When it comes to teaching behavioral science, it is NOT, as thirteen-in-a-dozen teachers like Fraley seem to suggest, a matter of whether students are “receptive to science.” Fraley is the typical example of a very knowledgeable, but cookie-cutter, inflexible, verbally-fixated and topic-obsessed teacher, who is obviously not very creative in experimenting with new ways of teaching, which would lead to better results. The more I read Fraley, the more a picture of him emerges of someone who writes elaborately in an attempt to deal with his frustration about teaching. Fraley is not alone in this matter as most of what is written, is in fact written as it cannot be said. Stated differently, most of what is written reflects our involvement in NVB, in which no one can say what they want to say.

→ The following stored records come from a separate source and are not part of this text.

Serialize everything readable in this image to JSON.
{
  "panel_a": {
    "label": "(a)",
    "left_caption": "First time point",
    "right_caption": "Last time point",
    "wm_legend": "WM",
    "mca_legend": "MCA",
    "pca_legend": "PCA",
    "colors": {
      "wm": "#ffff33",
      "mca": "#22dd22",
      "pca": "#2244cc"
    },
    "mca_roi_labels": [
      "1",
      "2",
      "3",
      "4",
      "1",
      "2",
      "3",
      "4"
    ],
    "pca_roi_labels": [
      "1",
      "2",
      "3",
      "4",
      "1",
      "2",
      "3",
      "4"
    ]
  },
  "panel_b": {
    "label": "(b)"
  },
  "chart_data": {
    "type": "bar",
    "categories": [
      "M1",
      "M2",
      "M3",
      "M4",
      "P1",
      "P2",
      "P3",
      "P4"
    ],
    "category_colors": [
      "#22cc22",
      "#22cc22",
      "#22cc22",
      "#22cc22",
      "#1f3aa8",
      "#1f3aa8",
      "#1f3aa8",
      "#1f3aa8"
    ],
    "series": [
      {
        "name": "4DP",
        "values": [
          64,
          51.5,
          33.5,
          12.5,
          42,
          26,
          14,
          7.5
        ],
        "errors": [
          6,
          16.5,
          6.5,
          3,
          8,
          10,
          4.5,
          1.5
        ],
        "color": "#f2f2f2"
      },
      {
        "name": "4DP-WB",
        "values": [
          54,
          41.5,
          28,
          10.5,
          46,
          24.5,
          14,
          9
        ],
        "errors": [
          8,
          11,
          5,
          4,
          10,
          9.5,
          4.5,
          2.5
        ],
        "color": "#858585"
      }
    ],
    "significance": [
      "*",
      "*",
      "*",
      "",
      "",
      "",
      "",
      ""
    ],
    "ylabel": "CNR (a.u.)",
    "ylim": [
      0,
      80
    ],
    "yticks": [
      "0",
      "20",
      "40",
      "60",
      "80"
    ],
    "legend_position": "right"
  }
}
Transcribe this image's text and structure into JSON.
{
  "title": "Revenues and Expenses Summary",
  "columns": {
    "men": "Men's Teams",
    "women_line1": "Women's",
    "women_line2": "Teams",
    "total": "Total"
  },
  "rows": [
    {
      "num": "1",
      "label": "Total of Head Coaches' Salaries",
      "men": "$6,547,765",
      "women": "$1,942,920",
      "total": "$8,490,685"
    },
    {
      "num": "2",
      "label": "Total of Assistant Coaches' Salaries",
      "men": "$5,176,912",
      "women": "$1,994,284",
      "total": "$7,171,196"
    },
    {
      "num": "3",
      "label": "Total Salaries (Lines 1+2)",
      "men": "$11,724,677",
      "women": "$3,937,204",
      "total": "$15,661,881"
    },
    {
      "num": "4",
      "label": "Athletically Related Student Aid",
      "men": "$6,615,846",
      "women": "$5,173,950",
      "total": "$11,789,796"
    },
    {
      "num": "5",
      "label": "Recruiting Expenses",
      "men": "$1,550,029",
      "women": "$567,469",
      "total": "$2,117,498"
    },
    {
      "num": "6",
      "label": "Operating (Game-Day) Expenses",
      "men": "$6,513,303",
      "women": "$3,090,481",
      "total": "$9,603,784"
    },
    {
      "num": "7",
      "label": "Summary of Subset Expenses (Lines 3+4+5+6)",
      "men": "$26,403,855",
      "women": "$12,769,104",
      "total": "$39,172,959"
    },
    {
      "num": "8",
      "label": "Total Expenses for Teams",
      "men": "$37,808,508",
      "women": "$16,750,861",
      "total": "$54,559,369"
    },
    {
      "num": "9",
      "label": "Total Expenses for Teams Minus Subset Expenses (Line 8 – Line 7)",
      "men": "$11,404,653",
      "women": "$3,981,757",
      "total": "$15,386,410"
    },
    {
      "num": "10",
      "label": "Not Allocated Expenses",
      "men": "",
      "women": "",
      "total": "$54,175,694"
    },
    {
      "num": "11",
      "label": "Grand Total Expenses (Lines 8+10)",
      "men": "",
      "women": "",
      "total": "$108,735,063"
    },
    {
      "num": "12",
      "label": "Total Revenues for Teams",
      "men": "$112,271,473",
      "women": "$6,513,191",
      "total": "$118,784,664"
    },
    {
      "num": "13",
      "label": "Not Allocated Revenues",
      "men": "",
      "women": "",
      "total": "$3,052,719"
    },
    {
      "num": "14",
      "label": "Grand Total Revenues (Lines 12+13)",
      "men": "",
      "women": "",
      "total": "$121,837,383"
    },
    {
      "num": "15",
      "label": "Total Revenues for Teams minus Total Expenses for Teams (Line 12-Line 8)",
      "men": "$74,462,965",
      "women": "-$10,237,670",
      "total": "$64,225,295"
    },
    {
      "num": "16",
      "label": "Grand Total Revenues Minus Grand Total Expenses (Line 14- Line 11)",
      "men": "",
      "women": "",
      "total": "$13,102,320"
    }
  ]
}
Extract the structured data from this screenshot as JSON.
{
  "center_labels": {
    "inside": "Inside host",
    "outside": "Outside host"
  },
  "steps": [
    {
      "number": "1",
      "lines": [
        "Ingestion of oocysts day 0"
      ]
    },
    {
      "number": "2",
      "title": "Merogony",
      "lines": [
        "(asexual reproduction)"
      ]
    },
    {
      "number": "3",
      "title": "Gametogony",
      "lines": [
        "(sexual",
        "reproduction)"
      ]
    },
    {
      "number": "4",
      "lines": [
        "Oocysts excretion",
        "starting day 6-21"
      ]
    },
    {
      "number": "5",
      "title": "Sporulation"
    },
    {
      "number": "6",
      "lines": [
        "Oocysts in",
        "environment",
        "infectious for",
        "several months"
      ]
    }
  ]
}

Fraley writes “The introduction of new technical terms can sometimes prove effective”, but he doesn’t realize it is primarily the newness and the freshness of his own speech that brings this about and not so much what he says. Naturally, what he says is better understood when he says something in a way which is both appealing to himself as well as to his students. Interestingly, in the example, he says something he didn’t come up with himself. It is only when he refers to what someone else (Vargas) has said that he is, unknowingly, temporarily, out of his own (NVB) rigid pattern of speaking. “For instance, the term verbalizer in place of speaker better incorporates the non–vocal yet public forms of verbal behavior, such as the manipulative behaviors of a person who is exhibiting sign language. The term mediator in place of listener better suggests the important functional role played by that party in the conditioning of a verbal operant. That is, mediator stresses that party’s contingent provision of the behavior–changing consequences of the verbalizer’s verbal behavior. Insofar as the consequences of the verbalizer’s verbal behavior are mediated by the mediator, those terms closely fit the functional reality of a verbal episode. Nevertheless, the terms speaker and listener continue to appear frequently in the scientific literature of verbal behavior, and readers should remain prepared to interpret them interchangeably with verbalizer and mediator in most contexts.” What Fraley doesn’t understand and what even Skinner is not aware of, is that SVB is absolutely required to explain and understand that only “Insofar as the consequences of the verbalizer’s verbal behavior are mediated by the mediator, those terms closely fit the functional reality of a verbal episode.” In other words, Fraley and Skinner actually would like to engage in SVB, but, due to their NVB conditioning, neither one gets there.